Justice Mortimer left no doubts about her views, asserting that, ‘A matter of public interest in connection with the Narrabri gas project was the fact (for it was not disputable) that the project would generate substantial GHG emissions, in an undisputed factual context of the connection between GHG emissions and global warming, with the increased harm to people and the environment that comes from global warming…the Tribunal’s erroneous understanding of its task… led it to dismiss Professor William Steffen’s expert opinion in the case as that of just one scientist. Professor Steffen was expressing opinions that were on their face entirely consistent with the panel of expert authorities of the (IPCC), representing a collection of the world’s leading climate scientists.’

Dowsett also expressed his contrary views with vigour, saying that in this case he had been asked to ‘make a fresh and independent decision’. This, he says, was ‘in effect asking that I review evidence underpinning the decision of the Independent Planning Commission, and then adopt the evidence of Professor Steffen. It is difficult to see any justification for the contention that I should simply disregard processes to which the Narrabri Gas Project has been subject, at both state and federal levels, particularly having regard to Parliament’s view as set out in the explanatory memorandum concerning the 1998 Act. It would be a big step to set aside the outcome of such statutory processes in order to adopt the views of an individual scientist, or even the views of international agencies having no particular standing in Australia or in New South Wales. Steffen’s “the science is absolutely clear”, impliedly suggesting that the Commission had chosen to ignore the “absolutely clear” science. The conclusions reached by a statutory body such as the Independent Planning Commission cannot be simply dismissed upon the basis of an assertion by one scientist and sources upon which he or she has chosen to rely. It is unlikely that this Tribunal could perform that function, or was ever intended to do so.’

Dowsett added there was no identified ‘particular environmental concern’ having ‘particular effect’ on native title, within  concern about worldwide climate change, predicted to affect a large part of eastern Australia. ‘These are world-wide concerns, to be resolved by governments.’

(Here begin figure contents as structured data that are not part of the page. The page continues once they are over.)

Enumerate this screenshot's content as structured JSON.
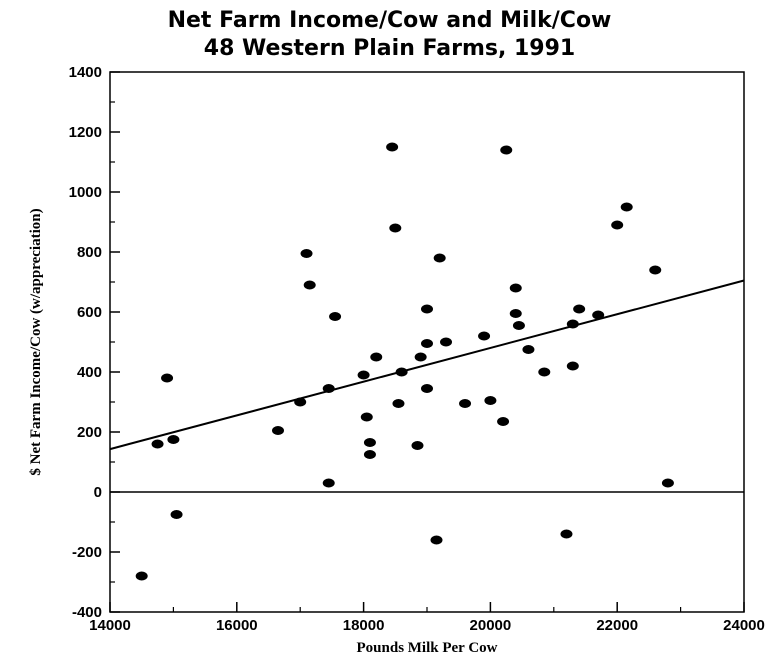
{
  "chart_data": {
    "type": "scatter",
    "title": "Net Farm Income/Cow and Milk/Cow",
    "subtitle": "48 Western Plain Farms, 1991",
    "xlabel": "Pounds Milk Per Cow",
    "ylabel": "$ Net Farm Income/Cow (w/appreciation)",
    "xlim": [
      14000,
      24000
    ],
    "ylim": [
      -400,
      1400
    ],
    "x_ticks": [
      14000,
      16000,
      18000,
      20000,
      22000,
      24000
    ],
    "y_ticks": [
      -400,
      -200,
      0,
      200,
      400,
      600,
      800,
      1000,
      1200,
      1400
    ],
    "x_tick_labels": [
      "14000",
      "16000",
      "18000",
      "20000",
      "22000",
      "24000"
    ],
    "y_tick_labels": [
      "-400",
      "-200",
      "0",
      "200",
      "400",
      "600",
      "800",
      "1000",
      "1200",
      "1400"
    ],
    "zero_line": true,
    "trend_line": [
      [
        14000,
        143
      ],
      [
        24000,
        705
      ]
    ],
    "points": [
      [
        14500,
        -280
      ],
      [
        14750,
        160
      ],
      [
        14900,
        380
      ],
      [
        15000,
        175
      ],
      [
        15050,
        -75
      ],
      [
        16650,
        205
      ],
      [
        17000,
        300
      ],
      [
        17100,
        795
      ],
      [
        17150,
        690
      ],
      [
        17450,
        30
      ],
      [
        17450,
        345
      ],
      [
        17550,
        585
      ],
      [
        18000,
        390
      ],
      [
        18050,
        250
      ],
      [
        18100,
        125
      ],
      [
        18100,
        165
      ],
      [
        18200,
        450
      ],
      [
        18450,
        1150
      ],
      [
        18500,
        880
      ],
      [
        18550,
        295
      ],
      [
        18600,
        400
      ],
      [
        18850,
        155
      ],
      [
        18900,
        450
      ],
      [
        19000,
        345
      ],
      [
        19000,
        495
      ],
      [
        19000,
        610
      ],
      [
        19150,
        -160
      ],
      [
        19200,
        780
      ],
      [
        19300,
        500
      ],
      [
        19600,
        295
      ],
      [
        19900,
        520
      ],
      [
        20000,
        305
      ],
      [
        20200,
        235
      ],
      [
        20250,
        1140
      ],
      [
        20400,
        595
      ],
      [
        20400,
        680
      ],
      [
        20450,
        555
      ],
      [
        20600,
        475
      ],
      [
        20850,
        400
      ],
      [
        21200,
        -140
      ],
      [
        21300,
        560
      ],
      [
        21300,
        420
      ],
      [
        21400,
        610
      ],
      [
        21700,
        590
      ],
      [
        22000,
        890
      ],
      [
        22150,
        950
      ],
      [
        22600,
        740
      ],
      [
        22800,
        30
      ]
    ]
  }
}
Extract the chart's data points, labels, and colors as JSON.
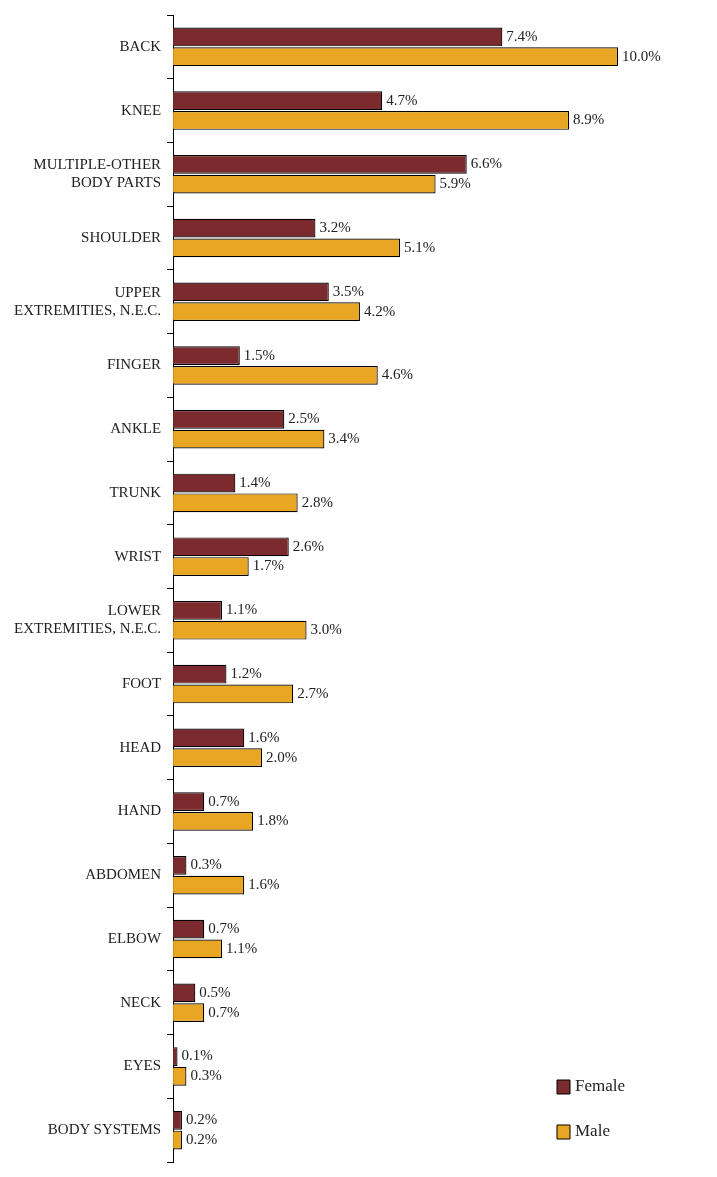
{
  "chart_data": {
    "type": "bar",
    "orientation": "horizontal",
    "legend": "bottom right",
    "categories": [
      "BACK",
      "KNEE",
      "MULTIPLE-OTHER BODY PARTS",
      "SHOULDER",
      "UPPER EXTREMITIES, N.E.C.",
      "FINGER",
      "ANKLE",
      "TRUNK",
      "WRIST",
      "LOWER EXTREMITIES, N.E.C.",
      "FOOT",
      "HEAD",
      "HAND",
      "ABDOMEN",
      "ELBOW",
      "NECK",
      "EYES",
      "BODY SYSTEMS"
    ],
    "series": [
      {
        "name": "Female",
        "color": "#7b2a2e",
        "values": [
          7.4,
          4.7,
          6.6,
          3.2,
          3.5,
          1.5,
          2.5,
          1.4,
          2.6,
          1.1,
          1.2,
          1.6,
          0.7,
          0.3,
          0.7,
          0.5,
          0.1,
          0.2
        ],
        "value_labels": [
          "7.4%",
          "4.7%",
          "6.6%",
          "3.2%",
          "3.5%",
          "1.5%",
          "2.5%",
          "1.4%",
          "2.6%",
          "1.1%",
          "1.2%",
          "1.6%",
          "0.7%",
          "0.3%",
          "0.7%",
          "0.5%",
          "0.1%",
          "0.2%"
        ]
      },
      {
        "name": "Male",
        "color": "#e8a623",
        "values": [
          10.0,
          8.9,
          5.9,
          5.1,
          4.2,
          4.6,
          3.4,
          2.8,
          1.7,
          3.0,
          2.7,
          2.0,
          1.8,
          1.6,
          1.1,
          0.7,
          0.3,
          0.2
        ],
        "value_labels": [
          "10.0%",
          "8.9%",
          "5.9%",
          "5.1%",
          "4.2%",
          "4.6%",
          "3.4%",
          "2.8%",
          "1.7%",
          "3.0%",
          "2.7%",
          "2.0%",
          "1.8%",
          "1.6%",
          "1.1%",
          "0.7%",
          "0.3%",
          "0.2%"
        ]
      }
    ]
  }
}
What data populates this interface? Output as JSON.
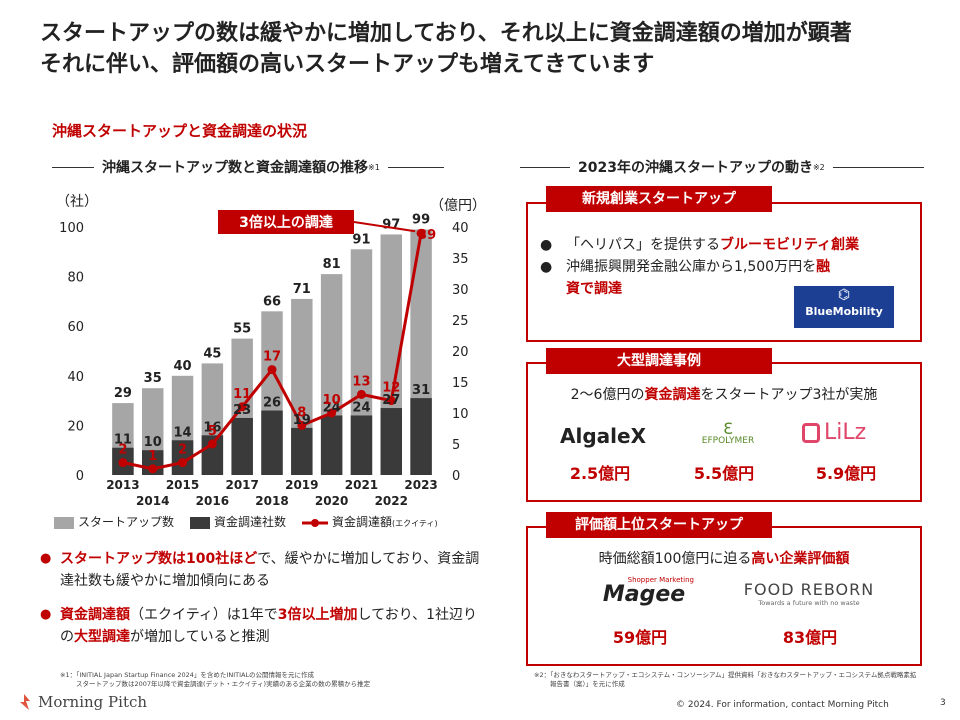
{
  "title_line1": "スタートアップの数は緩やかに増加しており、それ以上に資金調達額の増加が顕著",
  "title_line2": "それに伴い、評価額の高いスタートアップも増えてきています",
  "section_label": "沖縄スタートアップと資金調達の状況",
  "left_heading": "沖縄スタートアップ数と資金調達額の推移",
  "left_heading_note": "※1",
  "right_heading": "2023年の沖縄スタートアップの動き",
  "right_heading_note": "※2",
  "chart_data": {
    "type": "bar",
    "categories": [
      "2013",
      "2014",
      "2015",
      "2016",
      "2017",
      "2018",
      "2019",
      "2020",
      "2021",
      "2022",
      "2023"
    ],
    "y_left_label": "（社）",
    "y_right_label": "（億円）",
    "y_left_ticks": [
      "0",
      "20",
      "40",
      "60",
      "80",
      "100"
    ],
    "y_right_ticks": [
      "0",
      "5",
      "10",
      "15",
      "20",
      "25",
      "30",
      "35",
      "40"
    ],
    "ylim_left": [
      0,
      100
    ],
    "ylim_right": [
      0,
      40
    ],
    "series": [
      {
        "name": "スタートアップ数",
        "type": "bar",
        "axis": "left",
        "color": "#a6a6a6",
        "values": [
          29,
          35,
          40,
          45,
          55,
          66,
          71,
          81,
          91,
          97,
          99
        ]
      },
      {
        "name": "資金調達社数",
        "type": "bar",
        "axis": "left",
        "color": "#3a3a3a",
        "values": [
          11,
          10,
          14,
          16,
          23,
          26,
          19,
          24,
          24,
          27,
          31
        ]
      },
      {
        "name": "資金調達額",
        "name_note": "(エクイティ)",
        "type": "line",
        "axis": "right",
        "color": "#c00000",
        "values": [
          2,
          1,
          2,
          5,
          11,
          17,
          8,
          10,
          13,
          12,
          39
        ]
      }
    ],
    "annotation": "3倍以上の調達"
  },
  "bullets": {
    "b1_red": "スタートアップ数は100社ほど",
    "b1_rest": "で、緩やかに増加しており、資金調達社数も緩やかに増加傾向にある",
    "b2_red1": "資金調達額",
    "b2_mid1": "（エクイティ）は1年で",
    "b2_red2": "3倍以上増加",
    "b2_mid2": "しており、1社辺りの",
    "b2_red3": "大型調達",
    "b2_end": "が増加していると推測"
  },
  "footnote_left_1": "※1：「INITIAL Japan Startup Finance 2024」を含めたINITIALの公開情報を元に作成",
  "footnote_left_2": "スタートアップ数は2007年以降で資金調達(デット・エクイティ)実績のある企業の数の累積から推定",
  "footnote_right_1": "※2：「おきなわスタートアップ・エコシステム・コンソーシアム」提供資料「おきなわスタートアップ・エコシステム拠点戦略素拡",
  "footnote_right_2": "報告書（案）」を元に作成",
  "box1": {
    "head": "新規創業スタートアップ",
    "line1_a": "「ヘリパス」を提供する",
    "line1_red": "ブルーモビリティ創業",
    "line2_a": "沖縄振興開発金融公庫から1,500万円を",
    "line2_red_a": "融",
    "line2_red_b": "資で調達",
    "logo": "BlueMobility"
  },
  "box2": {
    "head": "大型調達事例",
    "lead_a": "2～6億円の",
    "lead_red": "資金調達",
    "lead_b": "をスタートアップ3社が実施",
    "companies": [
      {
        "logo": "AlgaleX",
        "amount": "2.5億円"
      },
      {
        "logo": "EFPOLYMER",
        "amount": "5.5億円"
      },
      {
        "logo": "LiLz",
        "amount": "5.9億円"
      }
    ]
  },
  "box3": {
    "head": "評価額上位スタートアップ",
    "lead_a": "時価総額100億円に迫る",
    "lead_red": "高い企業評価額",
    "companies": [
      {
        "logo": "Magee",
        "logo_small": "Shopper Marketing",
        "amount": "59億円"
      },
      {
        "logo": "FOOD REBORN",
        "logo_small": "Towards a future with no waste",
        "amount": "83億円"
      }
    ]
  },
  "footer_brand": "Morning Pitch",
  "footer_copy": "© 2024. For information, contact Morning Pitch",
  "page_number": "3",
  "colors": {
    "accent": "#c00000",
    "bar_light": "#a6a6a6",
    "bar_dark": "#3a3a3a"
  }
}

Dowsett’s real ‘problem’ seems to have been his underlying view that democratic parliaments, not courts of law, are the appropriate locations for resolving environmental issues. ‘It is for our political leaders to decide how best to approach efforts to reduce greenhouse gas emissions as part of a broader fossil fuel phaseout needed to combat climate change’.

What governments, state and federal,  determine is clearly no match for judges with a mission to save the planet.